If only the version of the existing font must change, for example to enable new icons, run:

yarn add <font name>@<version>
yarn build:production

It may also be necessary to clear out old font versions from pydata_sphinx_theme/static/vendor/ before committing.

Changing a font

If the above doesn’t work, for example if file names for an existing font change, or a new font variant altogether is being added, hand-editing of webpack.common.js is required. The steps are roughly:

  • install the new font, as above, with yarn add

  • in webpack.common.js:

    • add the new font to vendorVersions and vendorPaths

    • add new link tags to the appropriate macro in macroTemplate

    • add the new font files (including the license) to CopyPlugin

    • remove references to the font being replaced/removed, if applicable

  • restart the development server, if running

  • rebuild the production assets, as above, with yarn build:production

  • potentially remove the font being replaced from package.json and re-run yarn

  • commit all of the changed files

Contributing changes

We follow a typical GitHub workflow of:

  • create a personal fork of this repo

  • create a branch

  • open a pull request

  • fix findings of various linters and checks

  • work through code review

For each pull request, the demo site is built and deployed to make it easier to review the changes in the PR. To access this, click on the “ReadTheDocs” preview in the CI/CD jobs.

Ensuring correct commits

To ensure all source files have been correctly built, a pre-commit hook is available.
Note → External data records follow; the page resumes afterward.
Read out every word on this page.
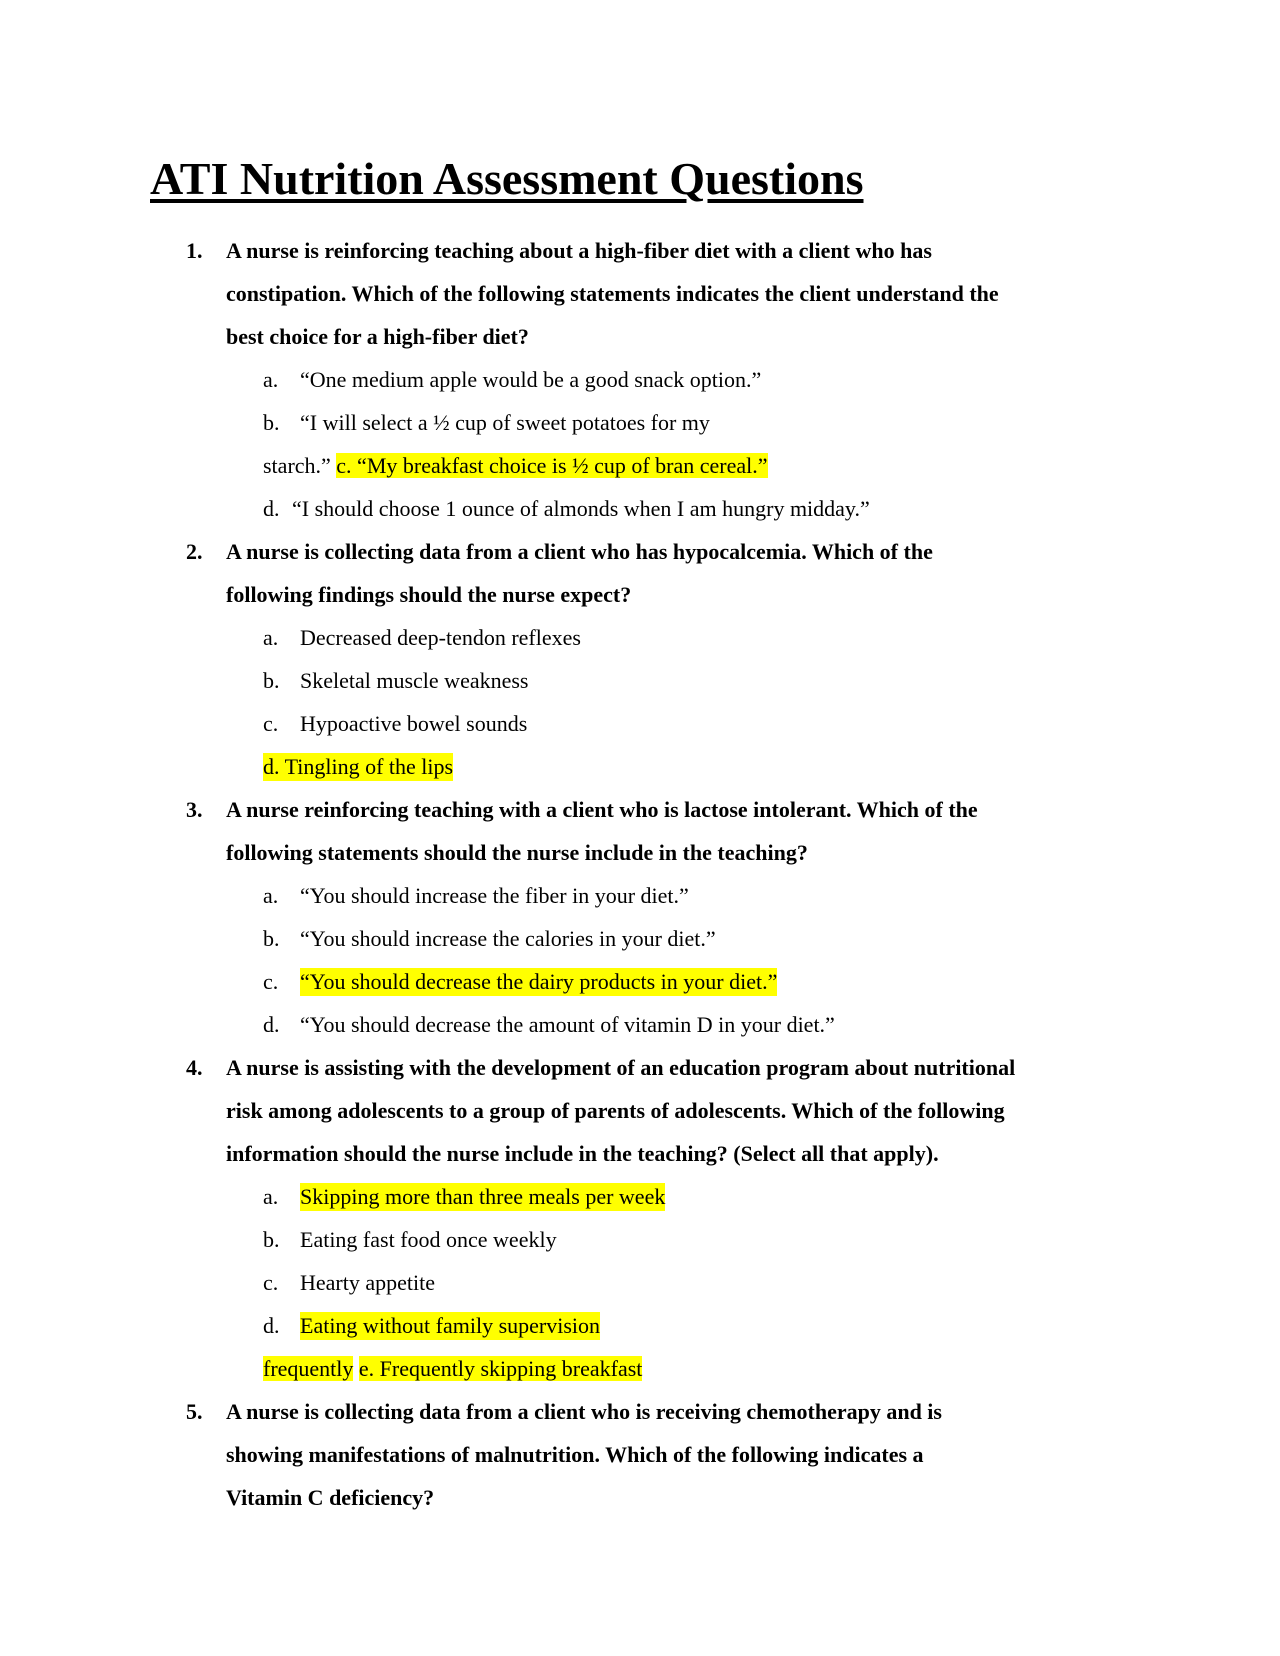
ATI Nutrition Assessment Questions
1. A nurse is reinforcing teaching about a high-fiber diet with a client who has
constipation. Which of the following statements indicates the client understand the
best choice for a high-fiber diet?
a. “One medium apple would be a good snack option.”
b. “I will select a ½ cup of sweet potatoes for my
starch.” c. “My breakfast choice is ½ cup of bran cereal.”
d. “I should choose 1 ounce of almonds when I am hungry midday.”
2. A nurse is collecting data from a client who has hypocalcemia. Which of the
following findings should the nurse expect?
a. Decreased deep-tendon reflexes
b. Skeletal muscle weakness
c. Hypoactive bowel sounds
d. Tingling of the lips
3. A nurse reinforcing teaching with a client who is lactose intolerant. Which of the
following statements should the nurse include in the teaching?
a. “You should increase the fiber in your diet.”
b. “You should increase the calories in your diet.”
c. “You should decrease the dairy products in your diet.”
d. “You should decrease the amount of vitamin D in your diet.”
4. A nurse is assisting with the development of an education program about nutritional
risk among adolescents to a group of parents of adolescents. Which of the following
information should the nurse include in the teaching? (Select all that apply).
a. Skipping more than three meals per week
b. Eating fast food once weekly
c. Hearty appetite
d. Eating without family supervision
frequently e. Frequently skipping breakfast
5. A nurse is collecting data from a client who is receiving chemotherapy and is
showing manifestations of malnutrition. Which of the following indicates a
Vitamin C deficiency?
To set this up, first install the pre-commit package:

# with pip
pip install pre-commit
# or with conda
conda install -c conda-forge pre-commit

Then, from the root of this repo, run:

pre-commit install

Now all of the checks will be run each time you commit changes.

Note that if needed, you can skip these checks with:

git commit --no-verify

Finding accessibility problems

The accessibility checking tools can find a number of common HTML patterns which assistive technology can’t help users understand.
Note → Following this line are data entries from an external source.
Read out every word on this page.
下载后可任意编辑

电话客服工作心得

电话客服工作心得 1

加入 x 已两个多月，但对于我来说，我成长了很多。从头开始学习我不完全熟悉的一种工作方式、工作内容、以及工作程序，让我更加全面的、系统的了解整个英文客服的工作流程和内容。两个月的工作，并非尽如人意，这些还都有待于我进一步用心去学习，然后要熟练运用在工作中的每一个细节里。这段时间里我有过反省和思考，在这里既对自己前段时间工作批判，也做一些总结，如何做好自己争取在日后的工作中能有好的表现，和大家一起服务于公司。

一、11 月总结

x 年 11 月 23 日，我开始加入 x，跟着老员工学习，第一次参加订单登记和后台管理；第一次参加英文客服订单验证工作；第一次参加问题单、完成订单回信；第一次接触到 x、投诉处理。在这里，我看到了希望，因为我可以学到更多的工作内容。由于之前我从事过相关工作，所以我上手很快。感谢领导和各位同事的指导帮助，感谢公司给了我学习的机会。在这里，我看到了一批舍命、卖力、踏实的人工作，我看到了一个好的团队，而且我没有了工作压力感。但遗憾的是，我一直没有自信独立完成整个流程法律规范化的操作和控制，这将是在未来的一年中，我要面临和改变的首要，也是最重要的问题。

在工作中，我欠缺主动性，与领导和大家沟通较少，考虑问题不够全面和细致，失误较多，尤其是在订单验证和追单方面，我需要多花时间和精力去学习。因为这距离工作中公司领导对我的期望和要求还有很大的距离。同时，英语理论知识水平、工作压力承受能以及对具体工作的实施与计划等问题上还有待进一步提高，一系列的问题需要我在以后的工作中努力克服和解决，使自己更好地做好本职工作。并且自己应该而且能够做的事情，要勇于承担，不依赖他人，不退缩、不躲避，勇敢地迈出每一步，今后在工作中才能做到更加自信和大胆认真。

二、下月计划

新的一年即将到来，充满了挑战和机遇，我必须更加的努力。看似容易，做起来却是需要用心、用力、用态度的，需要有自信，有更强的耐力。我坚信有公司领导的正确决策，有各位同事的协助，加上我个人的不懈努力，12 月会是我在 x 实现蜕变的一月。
In addition to Lighthouse in CI, the pa11y stack is installed as part of the development environment.

The key components are:

  • pa11y which uses a headless browser to analyze an HTML page with a configurable set of rules based on publish standards

  • Pa11y-CI runs pa11y on multiple pages

  • pa11y-reporter-html generates some nice HTML reports, suitable for review


Presently, the default pa11y ruleset, WCAG2AA is used, a subset of the Web Content Accessibility Guidelines. The Quick Reference may provide lighter reading.

To run the accessibility problem finder locally:

yarn build:production
cd docs
make html

The output of the last command includes:

  • a short summary of the current state of the accessibility rules we are trying to maintain

  • local paths to JSON and HTML reports which contain all of the issues found

Fixing accessibility errors

Start by checking for issues on the accessibility roadmap. These are issues which are currently flagged by the toolset, but that have not yet been fixed. If that file is empty (or just comments), hooray!

To start working on one of the accessibility roadmap items, comment out one of the lines in docs/a11y-roadmap.txt, and re-run the audit to establish a baseline.

Then, fix the issue in either the HTML templates, CSS, or python code, and re-run the audit until it is fixed.

Make a release

This theme uses GitHub tags and releases to automatically push new releases to PyPI. For information on this process, see the release checklist.